Calcola le spese notarili per l'acquisto di un ufficio in categoria catastale A/10. Aliquote e formule fiscali sono strutturalmente diverse dal residenziale: niente regime prezzo-valore, e da costruttore le imposte ipotecaria + catastale restano proporzionali (3% + 1%) anche in esenzione IVA.
Come si calcolano le imposte sull'acquisto di un ufficio
Un ufficio in categoria catastale A/10 è fiscalmente qualificato come immobile strumentale (DPR 633/1972 art. 10 c. 1 n. 8-ter). Questa classificazione cambia in modo sostanziale la formula delle imposte sul trasferimento rispetto a un'abitazione, e in particolare introduce un'eccezione all'alternatività IVA/registro che il calcolatore residenziale non gestirebbe correttamente.
Acquisto da privato (persona fisica venditore)
Registro 9% sul prezzo (residuale ex art. 1 Tariffa Parte I DPR 131/1986), imposta ipotecaria €50 fissa, imposta catastale €50 fissa, archivio €38. Il regime prezzo-valore della L. 266/2005 art. 1 c. 497 non si applica (la norma richiede un «fabbricato abitativo»). La base imponibile è dunque sempre il prezzo dichiarato in atto, non il valore catastale.
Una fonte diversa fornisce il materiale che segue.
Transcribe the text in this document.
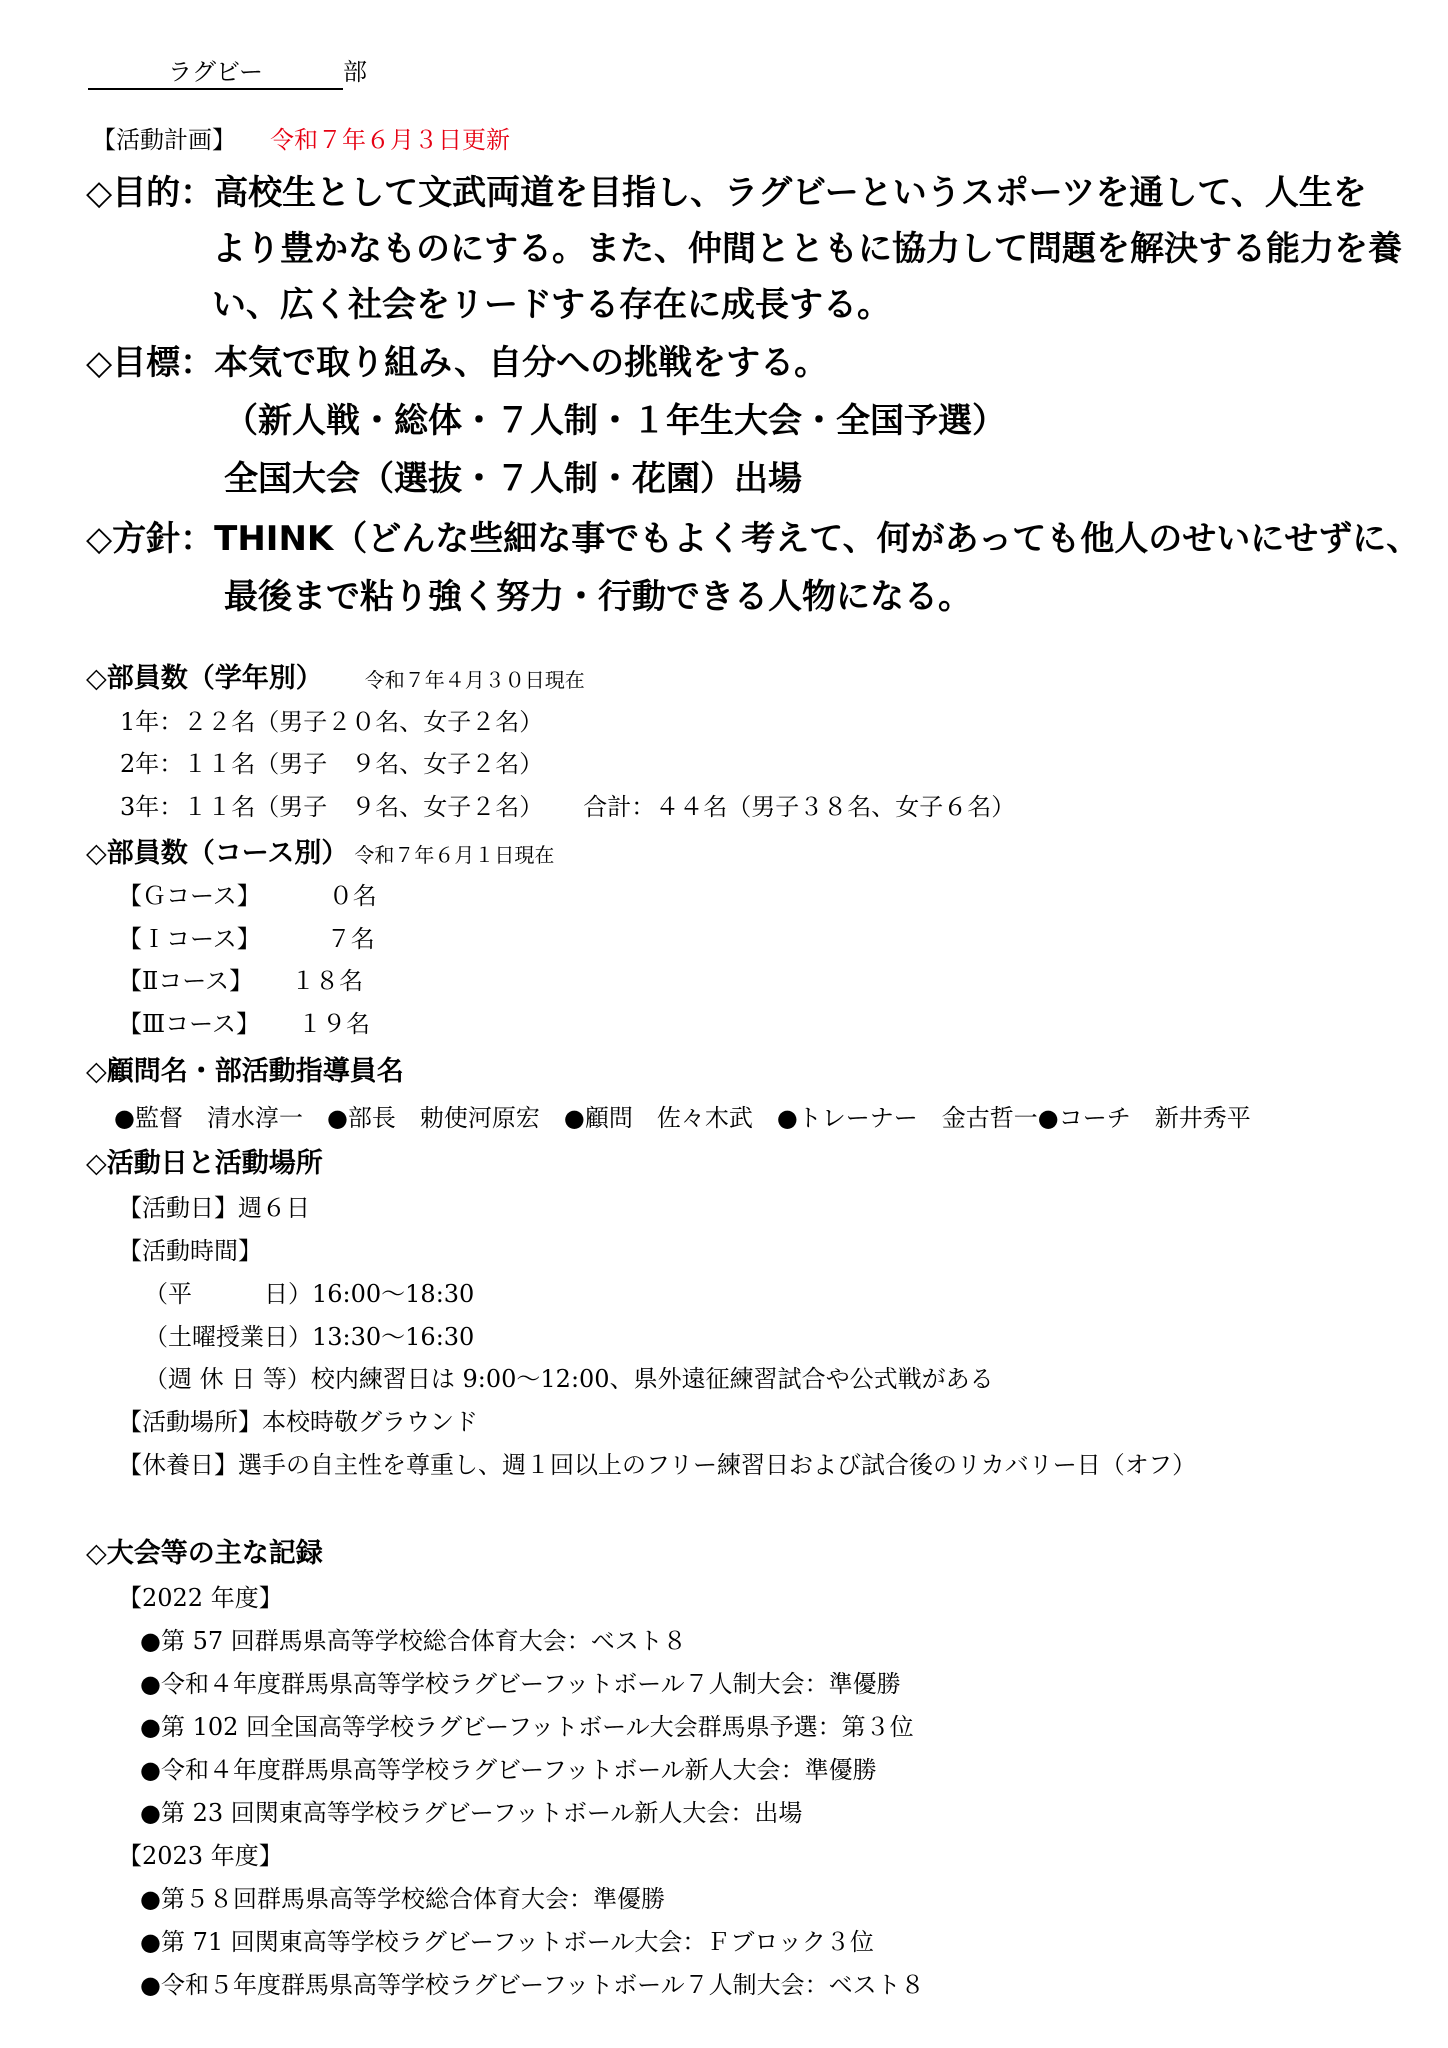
ラグビー	部
【活動計画】 令和７年６月３日更新
◇目的：高校生として文武両道を目指し、ラグビーというスポーツを通して、人生を
より豊かなものにする。また、仲間とともに協力して問題を解決する能力を養
い、広く社会をリードする存在に成長する。
◇目標：本気で取り組み、自分への挑戦をする。
（新人戦・総体・７人制・１年生大会・全国予選）
全国大会（選抜・７人制・花園）出場
◇方針：THINK（どんな些細な事でもよく考えて、何があっても他人のせいにせずに、
最後まで粘り強く努力・行動できる人物になる。
◇部員数（学年別） 令和７年４月３０日現在
1年：２２名（男子２０名、女子２名）
2年：１１名（男子　９名、女子２名）
3年：１１名（男子　９名、女子２名） 合計：４４名（男子３８名、女子６名）
◇部員数（コース別） 令和７年６月１日現在
【Ｇコース】	０名
【Ｉコース】	７名
【Ⅱコース】 １８名
【Ⅲコース】 １９名
◇顧問名・部活動指導員名
●監督　清水淳一　●部長　勅使河原宏　●顧問　佐々木武　●トレーナー　金古哲一●コーチ　新井秀平
◇活動日と活動場所
【活動日】週６日
【活動時間】
（平　　　日）16:00～18:30
（土曜授業日）13:30～16:30
（週 休 日 等）校内練習日は 9:00～12:00、県外遠征練習試合や公式戦がある
【活動場所】本校時敬グラウンド
【休養日】選手の自主性を尊重し、週１回以上のフリー練習日および試合後のリカバリー日（オフ）
◇大会等の主な記録
【2022 年度】
●第 57 回群馬県高等学校総合体育大会：ベスト８
●令和４年度群馬県高等学校ラグビーフットボール７人制大会：準優勝
●第 102 回全国高等学校ラグビーフットボール大会群馬県予選：第３位
●令和４年度群馬県高等学校ラグビーフットボール新人大会：準優勝
●第 23 回関東高等学校ラグビーフットボール新人大会：出場
【2023 年度】
●第５８回群馬県高等学校総合体育大会：準優勝
●第 71 回関東高等学校ラグビーフットボール大会：Ｆブロック３位
●令和５年度群馬県高等学校ラグビーフットボール７人制大会：ベスト８
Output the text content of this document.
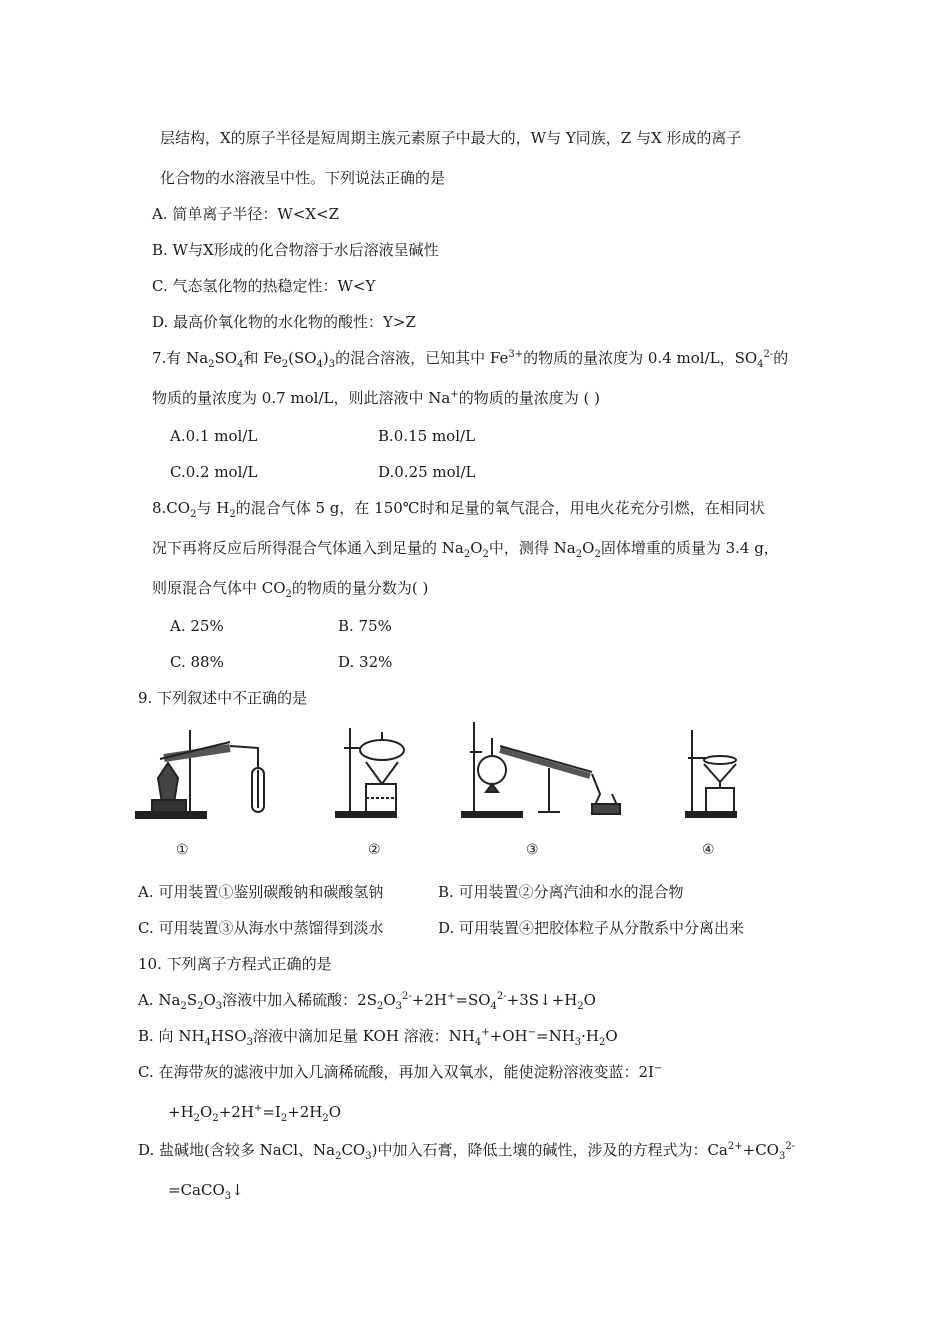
层结构，X的原子半径是短周期主族元素原子中最大的，W与 Y同族，Z 与X 形成的离子
化合物的水溶液呈中性。下列说法正确的是
A. 简单离子半径：W<X<Z
B. W与X形成的化合物溶于水后溶液呈碱性
C. 气态氢化物的热稳定性：W<Y
D. 最高价氧化物的水化物的酸性：Y>Z
7.有 $Na_2SO_4$和 $Fe_2(SO_4)_3$的混合溶液，已知其中 $Fe^{3+}$的物质的量浓度为 0.4 mol/L，$SO_4^{2-}$的
物质的量浓度为 0.7 mol/L，则此溶液中 Na+的物质的量浓度为 ( )
A.0.1 mol/L	B.0.15 mol/L
C.0.2 mol/L	D.0.25 mol/L
$8.CO_2$与 $H_2$的混合气体 5 g，在 150℃时和足量的氧气混合，用电火花充分引燃，在相同状
况下再将反应后所得混合气体通入到足量的 $Na_2O_2$中，测得 $Na_2O_2$固体增重的质量为 3.4 g，
则原混合气体中 $CO_2$的物质的量分数为( )
A. 25%	B. 75%
C. 88%	D. 32%
9. 下列叙述中不正确的是
①	②	③	④
A. 可用装置①鉴别碳酸钠和碳酸氢钠	B. 可用装置②分离汽油和水的混合物
C. 可用装置③从海水中蒸馏得到淡水	D. 可用装置④把胶体粒子从分散系中分离出来
10. 下列离子方程式正确的是
A. $Na_2S_2O_3$溶液中加入稀硫酸：$2S_2O_3^{2-}+2H^+=SO_4^{2-}+3S↓+H_2O$
B. 向 $NH_4HSO_3$溶液中滴加足量 KOH 溶液：$NH_4^++OH^-=NH_3\cdot H_2O$
C. 在海带灰的滤液中加入几滴稀硫酸，再加入双氧水，能使淀粉溶液变蓝：2I−
$+H_2O_2+2H^+=I_2+2H_2O$
D. 盐碱地(含较多 NaCl、$Na_2CO_3$)中加入石膏，降低土壤的碱性，涉及的方程式为：$Ca^{2+}+CO_3^{2-}$
=CaCO$_3$↓
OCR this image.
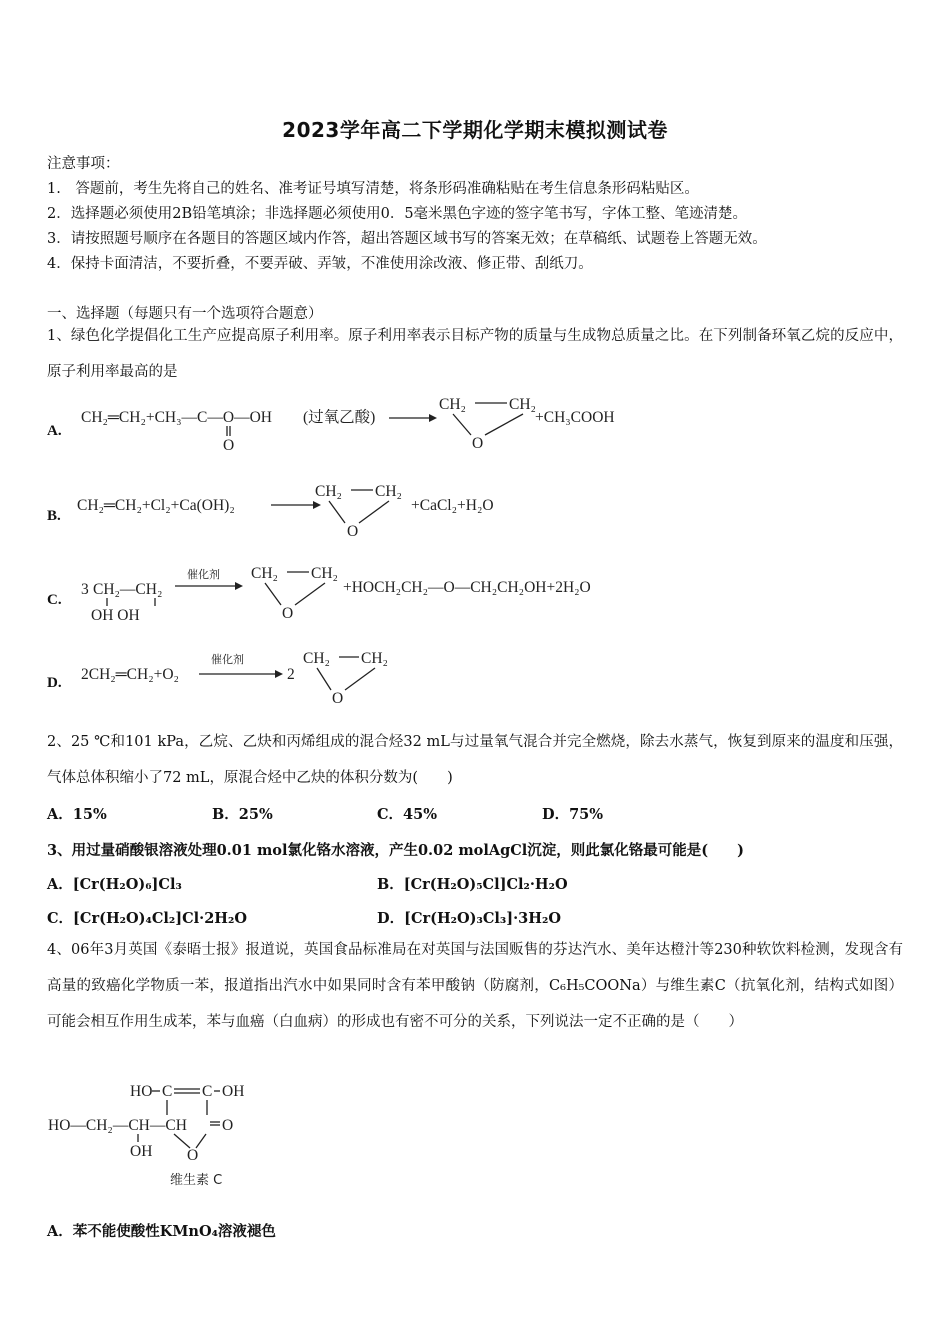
2023学年高二下学期化学期末模拟测试卷
注意事项：
1.　答题前，考生先将自己的姓名、准考证号填写清楚，将条形码准确粘贴在考生信息条形码粘贴区。
2．选择题必须使用2B铅笔填涂；非选择题必须使用0．5毫米黑色字迹的签字笔书写，字体工整、笔迹清楚。
3．请按照题号顺序在各题目的答题区域内作答，超出答题区域书写的答案无效；在草稿纸、试题卷上答题无效。
4．保持卡面清洁，不要折叠，不要弄破、弄皱，不准使用涂改液、修正带、刮纸刀。
一、选择题（每题只有一个选项符合题意）
1、绿色化学提倡化工生产应提高原子利用率。原子利用率表示目标产物的质量与生成物总质量之比。在下列制备环氧乙烷的反应中，原子利用率最高的是
A.
CH₂═CH₂+CH₃—C—O—OH
O
(过氧乙酸)
CH₂	CH₂
O
+CH₃COOH
B.
CH₂═CH₂+Cl₂+Ca(OH)₂
CH₂ CH₂
O
+CaCl₂+H₂O
C.
3 CH₂—CH₂
OH OH
催化剂 CH₂ CH₂
O
+HOCH₂CH₂—O—CH₂CH₂OH+2H₂O
D. 2CH₂═CH₂+O₂
催化剂
2
CH₂ CH₂
O
2、25 ℃和101 kPa，乙烷、乙炔和丙烯组成的混合烃32 mL与过量氧气混合并完全燃烧，除去水蒸气，恢复到原来的温度和压强，气体总体积缩小了72 mL，原混合烃中乙炔的体积分数为(　　)
A．15%	B．25%	C．45%	D．75%
3、用过量硝酸银溶液处理0.01 mol氯化铬水溶液，产生0.02 molAgCl沉淀，则此氯化铬最可能是(　　)
A．[Cr(H₂O)₆]Cl₃	B．[Cr(H₂O)₅Cl]Cl₂·H₂O
C．[Cr(H₂O)₄Cl₂]Cl·2H₂O	D．[Cr(H₂O)₃Cl₃]·3H₂O
4、06年3月英国《泰晤士报》报道说，英国食品标准局在对英国与法国贩售的芬达汽水、美年达橙汁等230种软饮料检测，发现含有高量的致癌化学物质一苯，报道指出汽水中如果同时含有苯甲酸钠（防腐剂，C₆H₅COONa）与维生素C（抗氧化剂，结构式如图）可能会相互作用生成苯，苯与血癌（白血病）的形成也有密不可分的关系，下列说法一定不正确的是（　　）
HO C C OH
HO—CH₂—CH—CH O
OH O
维生素 C
A．苯不能使酸性KMnO₄溶液褪色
Acquisto da costruttore o impresa entro 5 anni dalla fine lavori
IVA 22% obbligatoria sul prezzo, registro €200 fisso, ma — e qui sta la differenza chiave — l'imposta ipotecaria è 3% proporzionale al prezzo e l'imposta catastale è 1% proporzionale. Su un ufficio da €300.000 significa €9.000 + €3.000 di ipo+cat reali, contro i €400 fissi che il regime residenziale prevederebbe (Circolare Agenzia delle Entrate 22/E/2013).
Acquisto da costruttore oltre 5 anni in esenzione IVA
Niente IVA sul prezzo, registro €200 fisso, ma ipo 3% + cat 1% restano proporzionali. È un'eccezione esplicita all'alternatività IVA/registro (art. 40 DPR 131/1986) prevista solo per gli strumentali. Il calcolatore lo gestisce automaticamente quando disattivi il toggle «Rogito entro 5 anni».
Moltiplicatore catastale A/10
63 (DM 14/12/1991, riallineato post-rivalutazione 1997), contro il 115,5 della prima casa e il 126 della seconda casa. Il valore catastale esposto dal calcolatore serve a fini informativi anche per A/10, ma non è la base imponibile (la base è sempre il prezzo).
Acquisto come professionista (P.IVA) per studio personale
Se acquisti l'ufficio per uso strumentale alla tua attività, l'IVA applicata dal venditore impresa è in generale detraibile (art. 19 DPR 633/1972, con limiti ex art. 19-bis1). Per i professionisti (medici, avvocati, commercialisti) la detraibilità è tradizionalmente più restrittiva: verifica con il tuo commercialista. Nelle cessioni B2B (entrambe le parti soggette IVA) l'imposta viene assolta col meccanismo del reverse charge.
Confronto rapido: stesso ufficio €300k, regime diverso
| Voce | Privato | Costruttore entro 5y | Costruttore oltre 5y |
|---|
| IVA strumentali | — | €66.000 | €0 (esente) |
| Imposta registro | €27.000 (9%) | €200 | €200 |
| Ipotecaria + catastale | €100 | €12.000 (3%+1%) | €12.000 (3%+1%) |
| Totale imposte | ~€27.138 | ~€78.520 | ~€12.520 |
Esclusi onorario notarile e relativa IVA. Bollo/tassa/voltura standard sommati al costruttore.
Onorario notarile: stima indicativa di mercato. Acquisto da privato: scala regressiva 1,0% sotto €150k / 0,8% €150–500k / 0,5% oltre €500k, con floor €1.500. Acquisto da costruttore/impresa: 0,5% sul prezzo, con floor €1.500. Il tariffario DM 27.11.2001 è stato abolito dal D.L. 1/2012: ogni notaio fissa autonomamente le proprie tariffe in regime di libera concorrenza. Per il preventivo effettivo richiedi quotazione al notaio.